SOE execs and the heads of Party and government departments will be held accountable for any serious corruption cases that occur on their watch. The government also intends to “strengthen international cooperation in the hunt for fugitive officials and asset recovery.” The CCDI says it punished a total of 71,478 Chinese officials for corruption in 2014, with 68 of these cases involving high-level officials.
Perhaps sensing that their language might spur the anti-corruption team’s rank-and-file members to break out the pitchforks and torches, the state cautioned that this was not a “whirlwind campaign” but a “step by step” process that required “political composure, restraint and patience.” In other words, anyone hoping that Xi would ease up on the throttle has another thing coming.
As for what impact this broadened campaign might have on Macau, one only has to look at the damage previous efforts have done to Macau’s VIP gambling sector (and the junket operators that cater to these VIPs). High-rollers traditionally account for as much 70% of overall gaming revenue but this has fallen to as low as 56% in recent months.
Pre-crackdown studies by the Polytechnic Institute of Macau found that around half of Macau’s high-rollers were either government officials or SOE executives.
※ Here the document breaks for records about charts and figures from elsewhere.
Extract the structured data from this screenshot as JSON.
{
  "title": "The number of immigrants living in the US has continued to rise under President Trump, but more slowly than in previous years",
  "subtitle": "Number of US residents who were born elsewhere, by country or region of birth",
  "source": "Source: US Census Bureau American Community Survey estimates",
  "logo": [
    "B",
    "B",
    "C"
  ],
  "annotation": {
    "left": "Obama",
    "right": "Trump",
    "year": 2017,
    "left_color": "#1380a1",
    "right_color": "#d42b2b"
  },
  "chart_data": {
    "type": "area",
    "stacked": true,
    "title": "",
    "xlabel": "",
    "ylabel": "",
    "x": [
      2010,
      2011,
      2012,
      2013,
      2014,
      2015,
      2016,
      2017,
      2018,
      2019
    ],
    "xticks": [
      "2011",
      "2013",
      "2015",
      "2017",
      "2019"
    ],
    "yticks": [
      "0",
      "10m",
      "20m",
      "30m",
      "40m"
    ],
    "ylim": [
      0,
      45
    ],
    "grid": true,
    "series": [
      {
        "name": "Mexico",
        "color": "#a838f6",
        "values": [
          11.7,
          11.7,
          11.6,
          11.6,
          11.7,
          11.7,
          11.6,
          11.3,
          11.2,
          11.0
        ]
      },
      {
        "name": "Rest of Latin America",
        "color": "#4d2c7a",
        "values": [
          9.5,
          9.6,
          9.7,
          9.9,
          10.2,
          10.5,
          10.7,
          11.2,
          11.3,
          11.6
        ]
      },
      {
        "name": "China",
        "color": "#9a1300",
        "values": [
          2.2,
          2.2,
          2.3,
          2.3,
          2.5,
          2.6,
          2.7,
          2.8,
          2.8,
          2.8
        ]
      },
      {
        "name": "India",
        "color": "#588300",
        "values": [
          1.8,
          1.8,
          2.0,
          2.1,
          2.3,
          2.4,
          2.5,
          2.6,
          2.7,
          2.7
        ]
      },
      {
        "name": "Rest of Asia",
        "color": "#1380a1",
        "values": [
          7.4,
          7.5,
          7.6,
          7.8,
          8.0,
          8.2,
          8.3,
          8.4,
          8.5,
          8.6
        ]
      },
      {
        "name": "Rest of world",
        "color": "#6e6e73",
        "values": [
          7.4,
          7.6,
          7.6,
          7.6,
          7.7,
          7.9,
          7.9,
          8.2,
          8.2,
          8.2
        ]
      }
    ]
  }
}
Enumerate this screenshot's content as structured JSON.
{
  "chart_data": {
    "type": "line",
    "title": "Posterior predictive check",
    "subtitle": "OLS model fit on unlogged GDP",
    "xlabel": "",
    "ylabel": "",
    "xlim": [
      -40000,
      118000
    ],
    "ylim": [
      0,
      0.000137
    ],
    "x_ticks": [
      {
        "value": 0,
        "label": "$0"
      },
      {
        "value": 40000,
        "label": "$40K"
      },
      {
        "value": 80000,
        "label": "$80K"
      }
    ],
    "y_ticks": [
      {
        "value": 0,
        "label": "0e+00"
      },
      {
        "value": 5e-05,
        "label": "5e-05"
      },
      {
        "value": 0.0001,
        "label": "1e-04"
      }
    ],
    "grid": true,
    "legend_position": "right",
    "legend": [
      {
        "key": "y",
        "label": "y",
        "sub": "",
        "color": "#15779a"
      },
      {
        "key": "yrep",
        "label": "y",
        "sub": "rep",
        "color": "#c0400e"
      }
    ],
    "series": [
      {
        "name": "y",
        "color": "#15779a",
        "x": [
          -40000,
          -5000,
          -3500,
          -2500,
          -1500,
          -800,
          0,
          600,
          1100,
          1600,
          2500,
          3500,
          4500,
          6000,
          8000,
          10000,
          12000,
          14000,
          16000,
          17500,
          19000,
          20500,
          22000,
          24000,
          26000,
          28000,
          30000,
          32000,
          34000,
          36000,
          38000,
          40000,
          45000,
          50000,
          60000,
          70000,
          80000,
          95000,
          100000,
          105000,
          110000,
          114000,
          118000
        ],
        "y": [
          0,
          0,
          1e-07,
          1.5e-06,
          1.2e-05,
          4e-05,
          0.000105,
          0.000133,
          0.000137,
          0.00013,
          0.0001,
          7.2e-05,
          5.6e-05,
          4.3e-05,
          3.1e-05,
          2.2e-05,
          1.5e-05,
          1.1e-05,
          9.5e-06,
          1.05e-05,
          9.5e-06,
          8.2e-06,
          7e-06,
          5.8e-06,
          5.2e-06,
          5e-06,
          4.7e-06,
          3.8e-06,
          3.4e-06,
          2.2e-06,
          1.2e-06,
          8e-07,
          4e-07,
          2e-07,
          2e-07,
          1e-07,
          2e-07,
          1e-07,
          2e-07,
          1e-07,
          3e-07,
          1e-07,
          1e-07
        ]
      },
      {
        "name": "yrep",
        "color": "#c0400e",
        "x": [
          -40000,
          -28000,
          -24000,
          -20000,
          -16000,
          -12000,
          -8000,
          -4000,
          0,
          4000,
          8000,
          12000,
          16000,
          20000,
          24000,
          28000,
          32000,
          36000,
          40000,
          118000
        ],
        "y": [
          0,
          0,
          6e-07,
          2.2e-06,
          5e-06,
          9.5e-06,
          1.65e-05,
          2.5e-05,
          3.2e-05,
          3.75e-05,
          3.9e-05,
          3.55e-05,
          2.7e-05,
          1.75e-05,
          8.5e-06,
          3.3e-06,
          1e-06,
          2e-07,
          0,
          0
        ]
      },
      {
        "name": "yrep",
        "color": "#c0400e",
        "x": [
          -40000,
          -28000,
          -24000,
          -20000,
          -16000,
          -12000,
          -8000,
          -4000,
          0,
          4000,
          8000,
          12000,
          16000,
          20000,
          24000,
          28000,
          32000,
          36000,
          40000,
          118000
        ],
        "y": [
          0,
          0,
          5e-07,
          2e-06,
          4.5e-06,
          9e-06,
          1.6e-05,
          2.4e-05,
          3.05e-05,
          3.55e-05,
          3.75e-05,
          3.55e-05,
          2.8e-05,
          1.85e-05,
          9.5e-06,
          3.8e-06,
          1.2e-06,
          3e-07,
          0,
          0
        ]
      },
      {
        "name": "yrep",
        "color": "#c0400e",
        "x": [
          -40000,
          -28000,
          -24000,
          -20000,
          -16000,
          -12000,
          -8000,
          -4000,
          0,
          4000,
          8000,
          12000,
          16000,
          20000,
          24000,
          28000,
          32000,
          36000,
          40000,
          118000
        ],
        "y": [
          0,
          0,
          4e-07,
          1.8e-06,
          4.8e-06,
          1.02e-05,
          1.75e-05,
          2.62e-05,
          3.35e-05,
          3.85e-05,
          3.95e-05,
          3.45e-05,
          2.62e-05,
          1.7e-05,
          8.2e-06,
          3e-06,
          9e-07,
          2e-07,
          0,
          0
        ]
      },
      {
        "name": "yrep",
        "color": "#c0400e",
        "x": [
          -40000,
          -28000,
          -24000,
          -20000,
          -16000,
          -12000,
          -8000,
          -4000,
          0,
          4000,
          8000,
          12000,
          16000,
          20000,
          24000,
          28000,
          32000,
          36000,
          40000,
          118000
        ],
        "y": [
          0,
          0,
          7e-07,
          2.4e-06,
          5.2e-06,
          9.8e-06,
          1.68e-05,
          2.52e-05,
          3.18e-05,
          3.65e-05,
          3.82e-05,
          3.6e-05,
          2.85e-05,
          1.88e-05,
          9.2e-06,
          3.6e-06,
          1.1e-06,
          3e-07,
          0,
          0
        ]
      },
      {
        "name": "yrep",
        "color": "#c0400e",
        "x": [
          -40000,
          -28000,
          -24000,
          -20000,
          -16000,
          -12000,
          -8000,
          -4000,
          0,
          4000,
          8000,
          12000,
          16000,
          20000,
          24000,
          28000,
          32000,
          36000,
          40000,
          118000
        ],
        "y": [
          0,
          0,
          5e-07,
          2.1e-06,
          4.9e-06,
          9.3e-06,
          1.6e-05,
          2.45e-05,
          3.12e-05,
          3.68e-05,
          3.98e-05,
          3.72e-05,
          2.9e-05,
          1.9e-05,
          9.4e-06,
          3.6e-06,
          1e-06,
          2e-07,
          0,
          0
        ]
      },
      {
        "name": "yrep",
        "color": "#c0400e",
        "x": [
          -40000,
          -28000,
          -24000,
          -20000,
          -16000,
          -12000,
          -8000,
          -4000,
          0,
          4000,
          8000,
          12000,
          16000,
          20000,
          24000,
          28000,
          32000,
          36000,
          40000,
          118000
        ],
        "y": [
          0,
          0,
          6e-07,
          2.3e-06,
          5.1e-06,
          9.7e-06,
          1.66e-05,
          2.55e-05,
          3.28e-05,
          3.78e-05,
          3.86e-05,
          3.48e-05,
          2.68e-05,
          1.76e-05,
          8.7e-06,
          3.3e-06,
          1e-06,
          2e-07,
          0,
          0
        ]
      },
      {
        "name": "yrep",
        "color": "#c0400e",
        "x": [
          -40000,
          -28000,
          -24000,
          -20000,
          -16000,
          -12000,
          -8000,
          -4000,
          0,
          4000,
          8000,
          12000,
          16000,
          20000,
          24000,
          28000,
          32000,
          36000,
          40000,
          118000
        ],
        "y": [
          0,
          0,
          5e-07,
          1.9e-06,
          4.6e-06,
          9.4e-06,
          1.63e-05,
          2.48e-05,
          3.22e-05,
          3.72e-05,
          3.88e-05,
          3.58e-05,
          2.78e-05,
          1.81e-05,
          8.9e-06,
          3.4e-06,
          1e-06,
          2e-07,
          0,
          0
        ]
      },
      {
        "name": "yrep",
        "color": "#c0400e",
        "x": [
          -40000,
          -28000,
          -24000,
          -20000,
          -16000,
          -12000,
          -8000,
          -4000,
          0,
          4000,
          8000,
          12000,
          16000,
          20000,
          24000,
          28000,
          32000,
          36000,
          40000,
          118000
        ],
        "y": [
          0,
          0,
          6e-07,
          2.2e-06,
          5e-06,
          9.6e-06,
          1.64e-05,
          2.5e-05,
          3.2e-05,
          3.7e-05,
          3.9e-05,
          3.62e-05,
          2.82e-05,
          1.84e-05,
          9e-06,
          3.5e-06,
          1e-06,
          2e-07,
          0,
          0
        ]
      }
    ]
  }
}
One assumes that the smarter VIPs have already cottoned on to the fact that playtime is over, so anybody caught in the act from this point forward is merely bent on proving Darwin was right.
It won’t help that the recent arrest of Stanley Ho’s nephew for operating a prostitution ring at the Hotel Lisboa has local police vowing to beef up surveillance at Macau’s gaming properties. On Tuesday, Macau’s Secretary for Security Wong Sio Chak vowed to “strengthen communication with senior executives in casinos and hotels” while simultaneously adding more equipment and manpower to the Public Security Forces to help in “maintaining a secure society.” And, one presumes, less profitable casinos.